Stephen Hill's website
Printed from: srhill.info
My IP address has been compromised?
Well, that's what the phone call said anyway. Apparently, it had been compromised in California, which was rather impressive given the fact that I live in rural Lincolnshire.
I suspect that the call would have gone on to ask for details of my bank account or would have asked me to press a button on my phone to connect to an expensive long distance phone number, but I've no idea, as I hung up immediately.
And OK, maybe I did do a bit of Googling to confirm that it wasn't a problem, like scanning frantically for a tooth-fairy when a filling falls out, but I accept that that was just paranoia.
IP addresses are just identifiers like a telephone number or a house name.

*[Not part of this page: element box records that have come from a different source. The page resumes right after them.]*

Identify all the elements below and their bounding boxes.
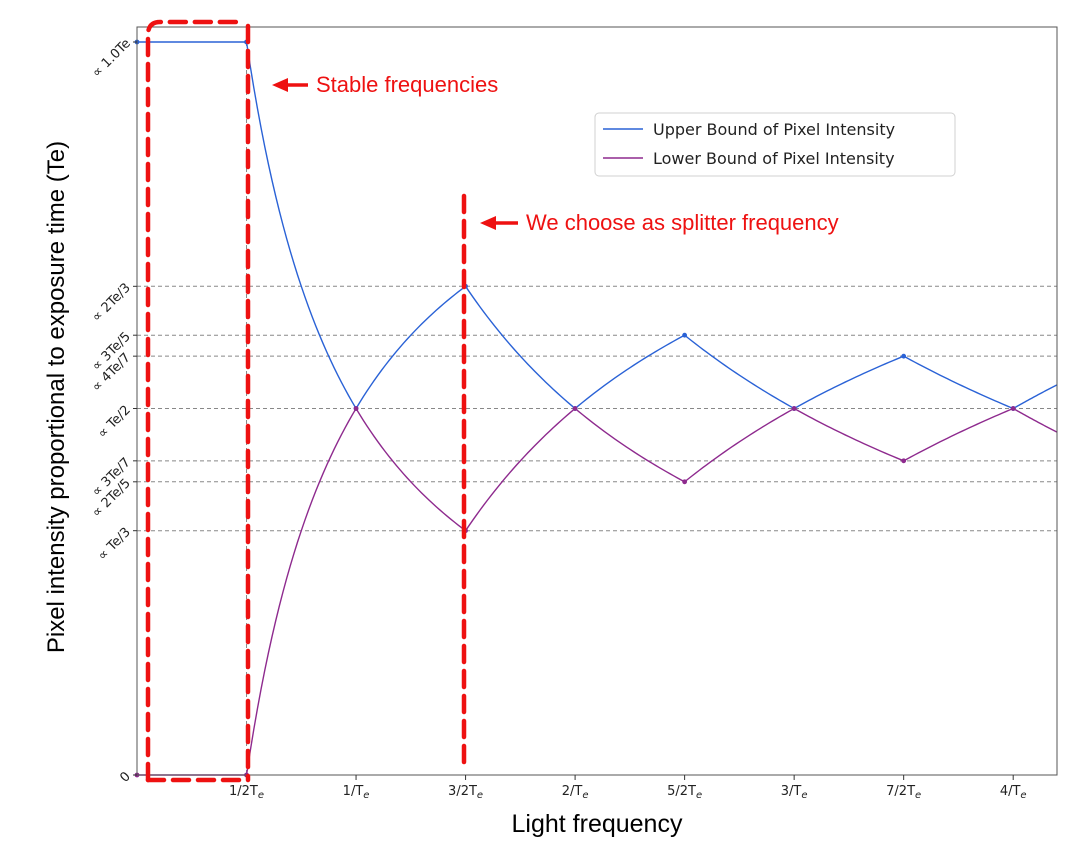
legend-box	[594, 112, 956, 177]
axes	[136, 26, 1058, 776]
x-axis-title: Light frequency	[512, 810, 683, 838]
splitter-arrow-head	[480, 216, 496, 230]
data-point	[901, 458, 907, 464]
stable-arrow-head	[272, 78, 288, 92]
y-axis-title: Pixel intensity proportional to exposure…	[43, 141, 70, 653]
x-tick-label: 5/2Te	[667, 784, 702, 801]
x-tick-label: 3/2Te	[448, 784, 483, 801]
stable-frame-left	[145, 19, 243, 783]
series-line-lower	[137, 407, 1058, 776]
x-tick-label: 7/2Te	[886, 784, 921, 801]
y-tick-label: ∝ Te/2	[95, 403, 134, 442]
data-point	[791, 406, 797, 411]
data-point	[353, 406, 359, 411]
data-point	[682, 479, 688, 485]
x-tick-label: 1/2Te	[229, 784, 264, 801]
legend-label: Upper Bound of Pixel Intensity	[653, 120, 895, 139]
x-tick-label: 4/Te	[1000, 784, 1027, 801]
y-tick-label: ∝ Te/3	[95, 525, 134, 564]
x-tick-label: 2/Te	[562, 784, 589, 801]
annotation-stable: Stable frequencies	[316, 72, 498, 97]
y-tick-label: ∝ 1.0Te	[89, 36, 133, 80]
legend-label: Lower Bound of Pixel Intensity	[653, 149, 895, 168]
x-tick-label: 3/Te	[781, 784, 808, 801]
data-point	[572, 406, 578, 411]
y-tick-label: 0	[117, 769, 133, 785]
data-point	[1010, 406, 1016, 411]
y-tick-label: ∝ 2Te/3	[89, 281, 134, 326]
plot-frame	[136, 26, 1058, 776]
annotations: Stable frequencies We choose as splitter …	[145, 19, 839, 783]
x-tick-label: 1/Te	[343, 784, 370, 801]
data-point	[901, 353, 907, 359]
data-point	[682, 332, 688, 338]
annotation-splitter: We choose as splitter frequency	[526, 210, 839, 235]
legend: Upper Bound of Pixel Intensity Lower Boun…	[594, 112, 956, 177]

They're generally assigned by your Internet provider when you connect, and they're used as a way of locating your phone or computer so that an email account or a web page can send you stuff.
Whenever you visit a web page, you enter the address into your browser, and the browser goes onto the Internet and converts that into the IP address of the web page's server.It then sends a message to the server to the effect of:- "Hi, I'm Firefox and I live at IP address 100.10.254.1. Send me some stuff!"
- If the server can find the stuff and it is happy to provide it to you, it sends your IP address some header text, which indicates that the request was successful and provides information about the type of stuff that's being sent, the date the stuff was created, and the size of the stuff in characters. It then transmits the content.
- If the content doesn't exist, or you're not permitted to view it, the server sends your IP address a message to indicate that the request has failed, such as "HTTP/1.1 404 Not Found", and that's the source of the "404" errors that you'll see if a web page isn't available.
Interestingly enough, the server also records the entire transaction in something known as a "Server log". This means that everything that you ask for and everywhere you visit is recorded somewhere on the web, irrespective of whether you're allowing the sites to save cookies on your machine.
Cookies are just text files that are downloaded onto you computer when you visit a web site. They're used to identify your computer the next time you visit, so that the site can remember what you were viewing or the things that you were considering buying. Your IP address isn't enough, because IP addresses are assigned by your service provider and they can change when you end your current browsing session.
Your service provider will almost certainly keep a log of the IP address that you've been assigned whenever you've connected to the Internet and the sites that you have been visiting, so anyone with access to that information will be able discover your entire browsing history. The only way to gain any kind of real anonymity is to use a "Virtual Private Network" or VPN.
A VPN works like a waiter, noting your requests and passing them to the kitchen staff before returning with your food. You connect to the VPN, ask it to get your stuff from a particular website, and it connects to the site, grabs the stuff, and passes it back to your own IP address. The websites' server logs will only store the IP address of the VPN, as the site has never received a request from your personal IP address. Similarly, your service provider can only record the fact that you've visited the VPN, although it'll still be able to log any information that you've downloaded.
As to whether you need that kind of anonymity, it depends on what you're doing and where you're doing it. If you're accessing a site without the "lock" icon on the browser's address bar, it won't be encrypted, and if you're using WiFi, anyone with a scanner will be able to see your actions, which is bad news if you're logging onto your bank site. It's safer if you're using "https" encryption, but there are still ways that hackers might be able to intercept that if you're using the Internet on the move or using a publicly available Internet service.
If you're surfing at home, the safety of your computer depends on the quality of your anti-virus and whether you've applied the latest software updates. It may be impossible to compromise your IP address, but it's certainly possible to compromise your computer.